Identify speakers by FIRST NAME ONLY for this YouTube video:
Video Title: "${metadata.title}"
Channel: "${metadata.uploader}"
Description: "${metadata.description.substring(0, 500)}..."
Transcript Start: "${transcriptSnippet}"
Detected ${speakerCount} speakers in the transcript.
IMPORTANT: Return an array where the ORDER MATTERS:
- Index 0 should be Speaker 0's first name (typically the host/channel owner)
- Index 1 should be Speaker 1's first name (typically the guest)
- And so on for additional speakers
Example: If Speaker 0 is "Andrew" and Speaker 1 is "Lori", return ["Andrew", "Lori"]
Return ONLY first names. Be confident only if names are clearly mentioned in the content.

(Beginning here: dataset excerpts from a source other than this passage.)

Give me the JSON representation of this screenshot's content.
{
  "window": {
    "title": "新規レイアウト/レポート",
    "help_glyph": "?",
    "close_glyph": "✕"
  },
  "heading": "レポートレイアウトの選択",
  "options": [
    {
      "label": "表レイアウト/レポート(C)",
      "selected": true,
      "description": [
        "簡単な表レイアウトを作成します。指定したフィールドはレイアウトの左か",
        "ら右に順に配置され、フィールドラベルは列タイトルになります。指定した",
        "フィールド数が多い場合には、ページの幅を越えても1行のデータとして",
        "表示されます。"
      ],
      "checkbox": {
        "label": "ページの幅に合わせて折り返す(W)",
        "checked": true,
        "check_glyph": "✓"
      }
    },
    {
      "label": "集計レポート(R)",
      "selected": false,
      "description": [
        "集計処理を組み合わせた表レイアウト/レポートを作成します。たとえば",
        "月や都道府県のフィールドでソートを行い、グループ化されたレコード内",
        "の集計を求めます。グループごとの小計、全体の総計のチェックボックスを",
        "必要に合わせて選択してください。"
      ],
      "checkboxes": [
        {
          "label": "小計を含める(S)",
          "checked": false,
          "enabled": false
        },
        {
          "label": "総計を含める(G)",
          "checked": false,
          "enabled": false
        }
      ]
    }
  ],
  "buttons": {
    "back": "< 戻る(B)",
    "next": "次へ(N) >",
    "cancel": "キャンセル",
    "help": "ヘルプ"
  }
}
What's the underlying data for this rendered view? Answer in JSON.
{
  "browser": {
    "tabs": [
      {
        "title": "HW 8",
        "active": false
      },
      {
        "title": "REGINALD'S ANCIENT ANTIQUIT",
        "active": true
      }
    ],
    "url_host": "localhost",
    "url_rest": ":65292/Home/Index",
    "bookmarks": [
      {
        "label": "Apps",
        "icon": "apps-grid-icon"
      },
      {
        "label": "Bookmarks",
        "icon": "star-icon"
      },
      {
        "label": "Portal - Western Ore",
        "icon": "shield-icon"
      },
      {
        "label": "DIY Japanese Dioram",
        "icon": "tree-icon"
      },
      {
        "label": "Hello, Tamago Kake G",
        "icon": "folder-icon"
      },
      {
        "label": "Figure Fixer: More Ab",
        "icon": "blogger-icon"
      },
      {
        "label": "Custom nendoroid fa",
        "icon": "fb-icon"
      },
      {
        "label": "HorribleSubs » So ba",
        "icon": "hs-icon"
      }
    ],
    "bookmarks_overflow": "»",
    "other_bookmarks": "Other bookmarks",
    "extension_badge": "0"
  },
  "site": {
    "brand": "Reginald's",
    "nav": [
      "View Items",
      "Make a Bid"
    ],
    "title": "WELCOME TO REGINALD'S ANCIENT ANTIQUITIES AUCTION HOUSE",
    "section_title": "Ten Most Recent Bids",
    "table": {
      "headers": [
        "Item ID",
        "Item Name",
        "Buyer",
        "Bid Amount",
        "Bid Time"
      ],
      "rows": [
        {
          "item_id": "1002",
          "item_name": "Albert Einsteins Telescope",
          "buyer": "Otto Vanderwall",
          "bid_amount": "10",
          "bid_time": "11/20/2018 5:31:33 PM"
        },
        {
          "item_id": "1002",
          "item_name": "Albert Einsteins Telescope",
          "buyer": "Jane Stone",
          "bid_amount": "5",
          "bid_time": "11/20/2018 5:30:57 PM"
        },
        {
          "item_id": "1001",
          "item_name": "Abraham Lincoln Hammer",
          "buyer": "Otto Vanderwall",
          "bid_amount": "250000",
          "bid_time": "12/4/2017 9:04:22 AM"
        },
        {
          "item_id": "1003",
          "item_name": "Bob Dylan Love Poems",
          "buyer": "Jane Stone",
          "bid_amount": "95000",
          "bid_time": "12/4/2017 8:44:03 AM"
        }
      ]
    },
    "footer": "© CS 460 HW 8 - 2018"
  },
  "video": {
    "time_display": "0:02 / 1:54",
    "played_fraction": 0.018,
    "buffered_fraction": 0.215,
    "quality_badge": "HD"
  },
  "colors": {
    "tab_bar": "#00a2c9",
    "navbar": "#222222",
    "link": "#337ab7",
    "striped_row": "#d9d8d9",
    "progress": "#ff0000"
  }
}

If you cannot identify names with confidence, return an empty array.`;
}
Everything has predictable names. No random file soup. Everything is named after the video ID. You always know where things are.
// Deterministic file naming in video-to-transcript
// From: https://github.com/camwest/video-to-transcript/blob/main/src/workspace.ts
/**
* Extract a safe directory name from a YouTube URL or file path
*/
function extractProjectId(input: string): string {
// Try to extract YouTube video ID
const videoIdMatch = input.match(/(?:v=|\/)([\w-]{11})(?:\?|&|$)/);
if (videoIdMatch) {
return videoIdMatch[1];
}
// For local files, use the filename without extension
const pathParts = input.split(/[/\\]/);
const filename = pathParts[pathParts.length - 1];
const nameWithoutExt = filename.replace(/\.[^.]+$/, '');
// Sanitize the filename to be filesystem-safe
return nameWithoutExt.replace(/[^a-zA-Z0-9-_]/g, '-').toLowerCase();
}
What It Actually Looks Like
That 3-hour Huberman podcast? It’s now a 50,000-word book on my Kindle.
The transcript reads like this:

Clean. Readable. Perfect for highlighting.
Now I can:
- Read at lunch
- Highlight the interesting parts
- Jump around between topics
- Actually finish the thing
What’s Next?
The tool works great for my use case. But I keep thinking about what else it could do:
Could it detect chapter breaks automatically? What about podcasts with three or four speakers? Integration with Readwise or Kindle highlights?
For now though, I’m happy. I’ve got a stack of three-hour podcasts waiting for me. Except now they’re books.
Sometimes the best interface for consuming information is still just plain text. Who knew?
Now if you’ll excuse me, I have a 3-hour podcast to read. Finally.